If you don't feel uncomfortable, it would be nice to hear your story. So many people downplay the wreck of emotional affairs... I even started reading that "Not just friends" best-seller, but that book comes from the premise that marriages can be repaired no matter what and also it focuses on post-marriage affairs. In my situation, there were giant red flags I chose to ignore, but I forgive myself because I believed what I was told and that shows that some people believe in people. What the world would be if we didn't exist?


----------



## Gabriel (May 10, 2011)

I'll send you a message


----------



## DamianDamian (Aug 14, 2019)

I'd never date someone with a close opposite sex friend or someone with poor boundaries with the opposite sex.

I've heard it all: "You're controlling!" "You wouldn't act this way if he was a girl!" Lol. Damn right their sex matters and the woman that called me controlling was the most controlling woman I've ever met. "You're insecure! You don't trust me!"
Yeah I don't trust that behavior. And yes, that sort of behavior makes most intelligent adults insecure. It's basically abusive.

A lot of people wouldn't be ok with opposite sex friends. Work it into your dating conversations.
Hanging out one on one with an opposite sex friend is a date. Calling it something else, labeling them 'friend' - doesn't change anything. It's juvenile and generally points at some underlying issue like a personality disorder.

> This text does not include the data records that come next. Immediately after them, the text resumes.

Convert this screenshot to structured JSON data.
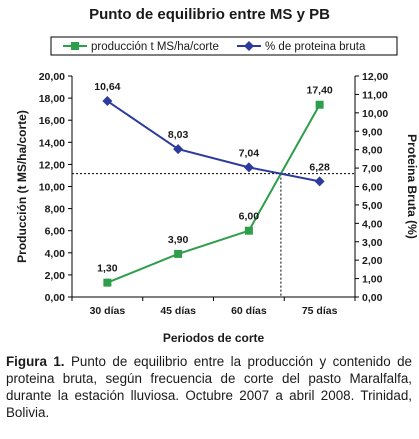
{
  "chart_data": {
    "type": "line",
    "title": "Punto de equilibrio entre MS y PB",
    "xlabel": "Periodos de corte",
    "ylabel_left": "Producción (t MS/ha/corte)",
    "ylabel_right": "Proteina Bruta (%)",
    "categories": [
      "30 días",
      "45 días",
      "60 días",
      "75 días"
    ],
    "y_left_range": [
      0,
      20
    ],
    "y_left_ticks": [
      "0,00",
      "2,00",
      "4,00",
      "6,00",
      "8,00",
      "10,00",
      "12,00",
      "14,00",
      "16,00",
      "18,00",
      "20,00"
    ],
    "y_right_range": [
      0,
      12
    ],
    "y_right_ticks": [
      "0,00",
      "1,00",
      "2,00",
      "3,00",
      "4,00",
      "5,00",
      "6,00",
      "7,00",
      "8,00",
      "9,00",
      "10,00",
      "11,00",
      "12,00"
    ],
    "series": [
      {
        "name": "producción t MS/ha/corte",
        "axis": "left",
        "color": "#2e9e4a",
        "marker": "square",
        "values": [
          1.3,
          3.9,
          6.0,
          17.4
        ],
        "labels": [
          "1,30",
          "3,90",
          "6,00",
          "17,40"
        ]
      },
      {
        "name": "% de proteina bruta",
        "axis": "right",
        "color": "#2d3c9c",
        "marker": "diamond",
        "values": [
          10.64,
          8.03,
          7.04,
          6.28
        ],
        "labels": [
          "10,64",
          "8,03",
          "7,04",
          "6,28"
        ]
      }
    ],
    "legend_position": "top",
    "grid": false
  },
  "caption": {
    "label": "Figura 1.",
    "text": " Punto de equilibrio entre la producción y contenido de proteina bruta, según frecuencia de corte del pasto Maralfalfa, durante la estación lluviosa. Octubre 2007 a abril 2008. Trinidad, Bolivia."
  }
}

Make a male 'friend' just find some guy that wants to bang you and start hanging out with him. See how your husband enjoys that lol.


----------



## Julieee85 (3 mo ago)

DamianDamian said:


> *Make a male 'friend' just find some guy that wants to bang you and start hanging out with him. See how your husband enjoys that lol.*


Funny thing is at first he said: You should have friends of your own!
I do have male friends, it is just that I never text them without asking about their partners and only if there is something practical to handle: let's grab a coffee all of us, come for a dinner, you two, how's that insurance company name? In my world there is not "let's have a coffee you and I every two weeks".
Anyway I told him first I would meet new friends. He said it wouldn't be "the same" as his case. Then I said I would resume my dates with male friends and he said that would be artificial and out of spite. Of course I was not negotiating, I was just making him see his own double standards and hipocrisy.
I don't want a marriage like that, I don't want to do things that are not in tune with whom I am and then end up as being portrayed as the adulteress myself - because this is how hipocrisy works.


----------



## snowbum (Dec 14, 2021)

I hope you move on from this farce.


----------